Mechanism of blocking the glutamate pathway to exacerbate oxidative stress, ammonia toxicity and metabolic disorders in crucian carp (Carassius auratus) under saline-alkaline exposure.

Climate change and intensified human activities have accelerated the salinization and alkalinization of aquatic environments, further shrinking the space for freshwater aquaculture. One of the key survival mechanisms for fish in saline-alkaline habitats is the conversion of accumulated endogenous ammonia into less toxic glutamine. This study focuses on the freshwater teleost, crucian carp (Carassius auratus), using the liver as the target organ.

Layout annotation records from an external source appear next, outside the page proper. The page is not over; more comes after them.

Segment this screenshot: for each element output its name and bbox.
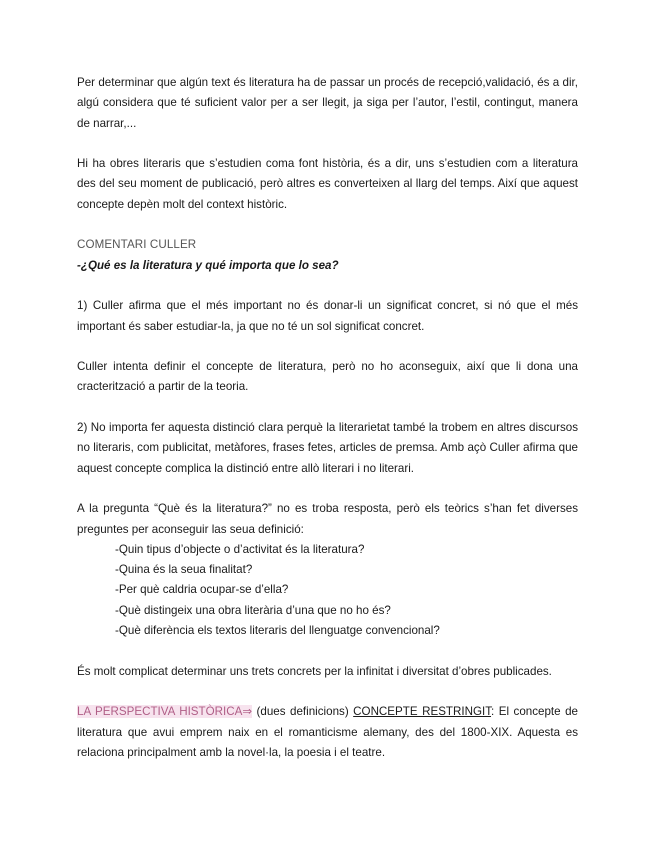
text-segment: (dues definicions) [252,705,354,719]
paragraph-question-intro: A la pregunta “Què és la literatura?” no es troba resposta, però els teòrics s’han fet diverses preguntes per aconseguir las seua definició: [77,502,578,536]
paragraph-history: Hi ha obres literaris que s’estudien coma font història, és a dir, uns s’estudien com a literatura des del seu moment de publicació, però altres es converteixen al llarg del temps. Així que aquest concepte depèn molt del context històric. [77,157,578,211]
list-item: -Per què caldria ocupar-se d’ella? [115,583,289,597]
text-segment: : El concepte de literatura que avui emprem naix en el romanticisme alemany, des del 1800-XIX. Aquesta es relaciona principalment amb la novel·la, la poesia i el teatre. [77,705,578,759]
paragraph-historical-perspective [77,702,578,763]
paragraph-complicated: És molt complicat determinar uns trets concrets per la infinitat i diversitat d’obres publicades. [77,664,552,678]
section-question: -¿Qué es la literatura y qué importa que lo sea? [77,258,339,272]
highlighted-term: LA PERSPECTIVA HISTÒRICA⇒ [77,705,253,719]
list-item: -Què distingeix una obra literària d’una que no ho és? [115,603,391,617]
section-heading: COMENTARI CULLER [77,238,197,252]
paragraph-culler-1: 1) Culler afirma que el més important no és donar-li un significat concret, si nó que el més important és saber estudiar-la, ja que no té un sol significat concret. [77,299,578,333]
questions-list [77,540,578,641]
paragraph-reception: Per determinar que algún text és literatura ha de passar un procés de recepció,validació, és a dir, algú considera que té suficient valor per a ser llegit, ja siga per l’autor, l’estil, contingut, manera de narrar,... [77,76,578,130]
document-page [77,73,578,783]
paragraph-culler-definition: Culler intenta definir el concepte de literatura, però no ho aconseguix, així que li dona una cracterització a partir de la teoria. [77,360,578,394]
list-item: -Quina és la seua finalitat? [115,563,253,577]
list-item: -Quin tipus d’objecte o d’activitat és la literatura? [115,542,365,556]
list-item: -Què diferència els textos literaris del llenguatge convencional? [115,624,440,638]
underlined-term: CONCEPTE RESTRINGIT [353,705,492,719]
paragraph-culler-2: 2) No importa fer aquesta distinció clara perquè la literarietat també la trobem en altres discursos no literaris, com publicitat, metàfores, frases fetes, articles de premsa. Amb açò Culler afirma que aquest concepte complica la distinció entre allò literari i no literari. [77,421,578,475]
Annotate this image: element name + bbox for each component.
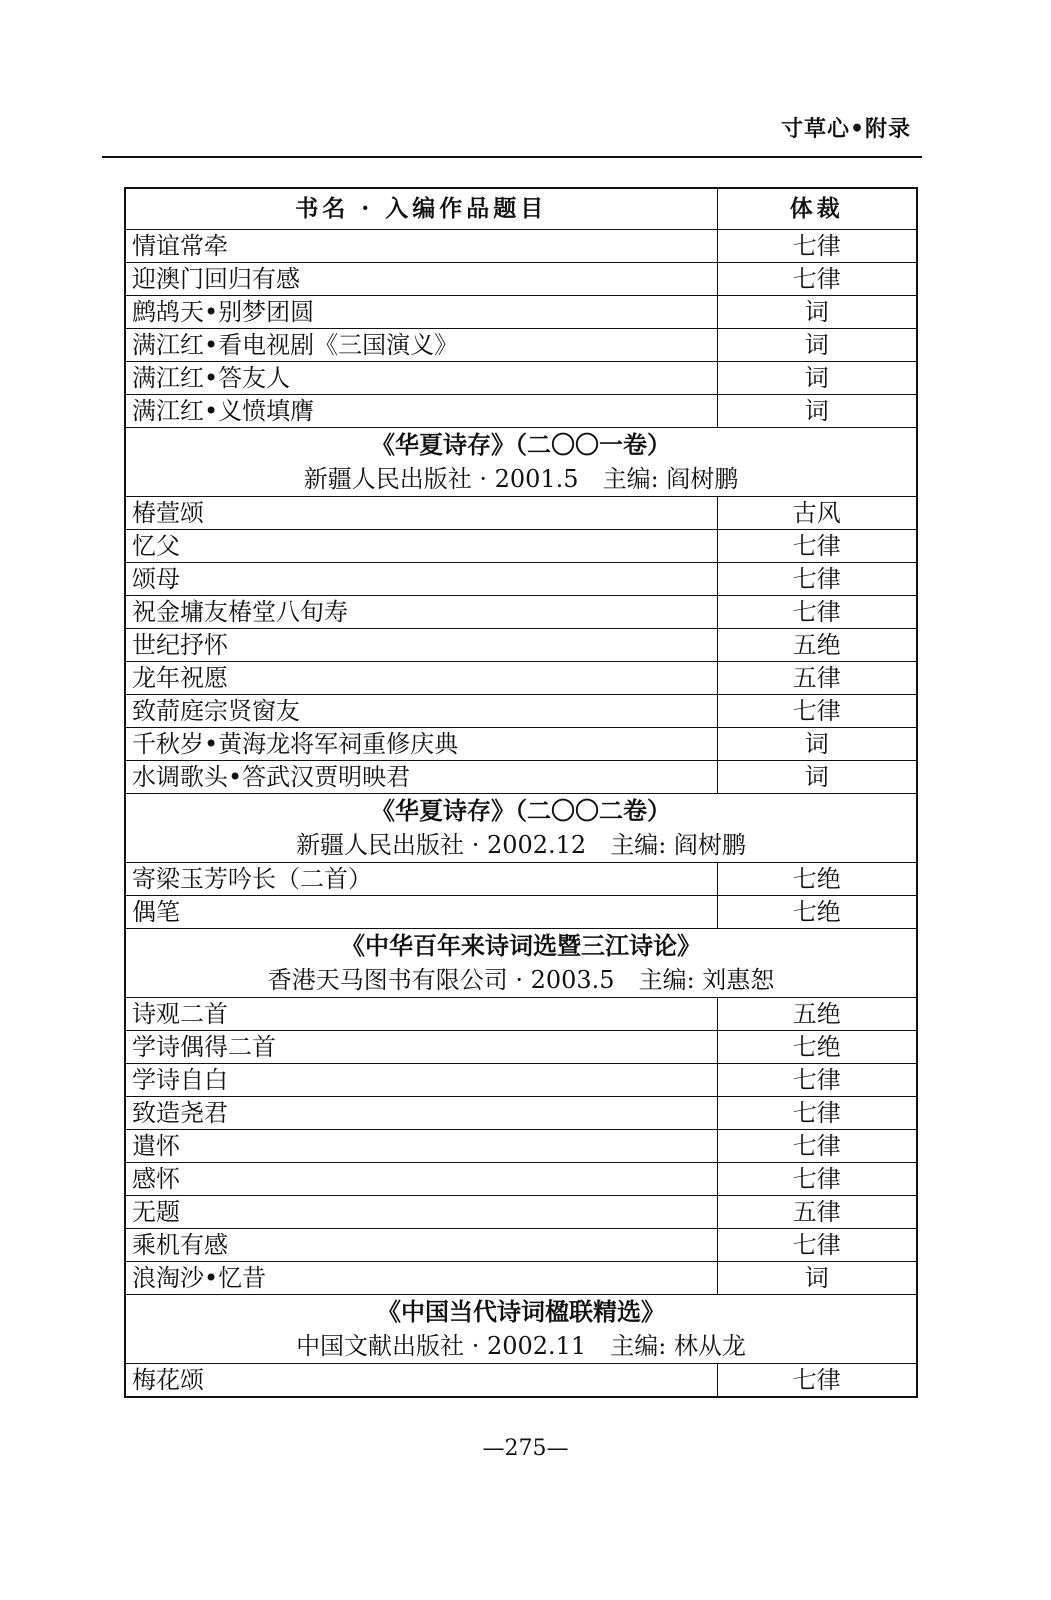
- work-title: 感怀: [125, 1163, 717, 1196]
- work-genre: 五律: [717, 662, 917, 695]
- table-row: [125, 1031, 917, 1064]
- work-title: 椿萱颂: [125, 497, 717, 530]
- work-title: 龙年祝愿: [125, 662, 717, 695]
- book-header-row: [125, 428, 917, 497]
- table-row: [125, 530, 917, 563]
- work-genre: 七律: [717, 530, 917, 563]
- table-row: [125, 998, 917, 1031]
- table-row: [125, 1064, 917, 1097]
- work-title: 祝金墉友椿堂八旬寿: [125, 596, 717, 629]
- work-genre: 古风: [717, 497, 917, 530]
- work-title: 满江红•答友人: [125, 362, 717, 395]
- work-genre: 词: [717, 395, 917, 428]
- book-header-row: [125, 929, 917, 998]
- table-row: [125, 1229, 917, 1262]
- table-row: [125, 896, 917, 929]
- table-row: [125, 1364, 917, 1398]
- work-genre: 五绝: [717, 998, 917, 1031]
- catalog-table: [124, 187, 918, 1398]
- book-header-row: [125, 794, 917, 863]
- column-header-genre: 体裁: [717, 188, 917, 230]
- work-genre: 七律: [717, 695, 917, 728]
- work-title: 无题: [125, 1196, 717, 1229]
- work-title: 偶笔: [125, 896, 717, 929]
- table-row: [125, 863, 917, 896]
- table-row: [125, 695, 917, 728]
- table-row: [125, 728, 917, 761]
- work-genre: 七律: [717, 1064, 917, 1097]
- work-title: 致造尧君: [125, 1097, 717, 1130]
- work-title: 世纪抒怀: [125, 629, 717, 662]
- work-title: 迎澳门回归有感: [125, 263, 717, 296]
- book-header-cell: [125, 1295, 917, 1364]
- work-genre: 七律: [717, 1229, 917, 1262]
- work-title: 寄梁玉芳吟长（二首）: [125, 863, 717, 896]
- work-title: 学诗偶得二首: [125, 1031, 717, 1064]
- table-row: [125, 230, 917, 263]
- work-title: 乘机有感: [125, 1229, 717, 1262]
- book-publisher-info: 香港天马图书有限公司 · 2003.5 主编: 刘惠恕: [267, 966, 775, 994]
- table-row: [125, 1097, 917, 1130]
- work-genre: 七律: [717, 563, 917, 596]
- table-row: [125, 362, 917, 395]
- table-row: [125, 662, 917, 695]
- table-row: [125, 563, 917, 596]
- work-genre: 词: [717, 296, 917, 329]
- table-row: [125, 1163, 917, 1196]
- table-row: [125, 395, 917, 428]
- column-header-title: 书名 · 入编作品题目: [125, 188, 717, 230]
- book-publisher-info: 新疆人民出版社 · 2001.5 主编: 阎树鹏: [303, 465, 739, 493]
- work-genre: 七律: [717, 1364, 917, 1398]
- work-genre: 七绝: [717, 896, 917, 929]
- work-genre: 七律: [717, 596, 917, 629]
- work-genre: 七绝: [717, 863, 917, 896]
- work-genre: 词: [717, 1262, 917, 1295]
- work-genre: 七绝: [717, 1031, 917, 1064]
- book-title: 《华夏诗存》（二〇〇二卷）: [371, 796, 671, 825]
- work-genre: 词: [717, 761, 917, 794]
- book-header-cell: [125, 428, 917, 497]
- table-row: [125, 629, 917, 662]
- table-row: [125, 1196, 917, 1229]
- book-header-cell: [125, 794, 917, 863]
- table-row: [125, 761, 917, 794]
- work-title: 鹧鸪天•别梦团圆: [125, 296, 717, 329]
- table-row: [125, 296, 917, 329]
- work-genre: 词: [717, 329, 917, 362]
- work-genre: 词: [717, 728, 917, 761]
- book-publisher-info: 中国文献出版社 · 2002.11 主编: 林从龙: [296, 1332, 746, 1360]
- work-title: 梅花颂: [125, 1364, 717, 1398]
- table-row: [125, 329, 917, 362]
- work-genre: 七律: [717, 263, 917, 296]
- work-title: 忆父: [125, 530, 717, 563]
- table-row: [125, 263, 917, 296]
- book-title: 《华夏诗存》（二〇〇一卷）: [371, 430, 671, 459]
- work-title: 浪淘沙•忆昔: [125, 1262, 717, 1295]
- work-genre: 七律: [717, 230, 917, 263]
- work-title: 致葥庭宗贤窗友: [125, 695, 717, 728]
- header-rule: [102, 156, 922, 158]
- work-genre: 七律: [717, 1163, 917, 1196]
- running-header: 寸草心•附录: [780, 116, 911, 142]
- table-row: [125, 497, 917, 530]
- work-title: 满江红•看电视剧《三国演义》: [125, 329, 717, 362]
- table-row: [125, 596, 917, 629]
- work-title: 水调歌头•答武汉贾明映君: [125, 761, 717, 794]
- work-title: 遣怀: [125, 1130, 717, 1163]
- work-genre: 七律: [717, 1130, 917, 1163]
- work-title: 满江红•义愤填膺: [125, 395, 717, 428]
- work-genre: 七律: [717, 1097, 917, 1130]
- book-title: 《中华百年来诗词选暨三江诗论》: [341, 931, 701, 960]
- table-row: [125, 1262, 917, 1295]
- work-title: 诗观二首: [125, 998, 717, 1031]
- book-header-row: [125, 1295, 917, 1364]
- table-header-row: [125, 188, 917, 230]
- catalog-body: [125, 230, 917, 1398]
- page-number: —275—: [482, 1436, 569, 1461]
- work-title: 学诗自白: [125, 1064, 717, 1097]
- work-genre: 五绝: [717, 629, 917, 662]
- book-header-cell: [125, 929, 917, 998]
- book-title: 《中国当代诗词楹联精选》: [377, 1297, 665, 1326]
- book-publisher-info: 新疆人民出版社 · 2002.12 主编: 阎树鹏: [296, 831, 746, 859]
- work-title: 千秋岁•黄海龙将军祠重修庆典: [125, 728, 717, 761]
- work-title: 情谊常牵: [125, 230, 717, 263]
- table-row: [125, 1130, 917, 1163]
- work-title: 颂母: [125, 563, 717, 596]
- work-genre: 词: [717, 362, 917, 395]
- work-genre: 五律: [717, 1196, 917, 1229]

Three groups were established: 0, 20, and 40 mmol/L NaHCO stress groups. After 30 days, methionine sulfoximine was injected to block the glutamate pathway, respectively. Through a combination of biochemical analysis and metabolomics, this study investigated the mechanisms by which blocking the glutamate pathway under different NaHCO stress concentrations affects metabolism in the liver of crucian carp. Biochemical results indicated that saline-alkaline stress led to oxidative stress and impaired ammonia excretion in crucian carp, and these effects were exacerbated after blocking the glutamate pathway. Metabolomic results revealed significant alterations in pathways such as glycerophospholipid metabolism, arachidonic acid metabolism, and purine metabolism. The study demonstrates that blocking the glutamate pathway exacerbates lipid and energy metabolism disorders under saline-alkaline stress, with crucian carp compensating by regulating glucose metabolism to mitigate energy deficiencies. In summary, this study elucidates the metabolic changes in crucian carp following the blockade of glutamate pathway under carbonate-alkaline stress, providing insight into the mechanisms leading to liver inflammation and metabolic dysregulation, and offers preliminary insights into the effects on ammonia excretion, which lay a scientific foundation for future research on freshwater teleosts in saline-alkaline environments.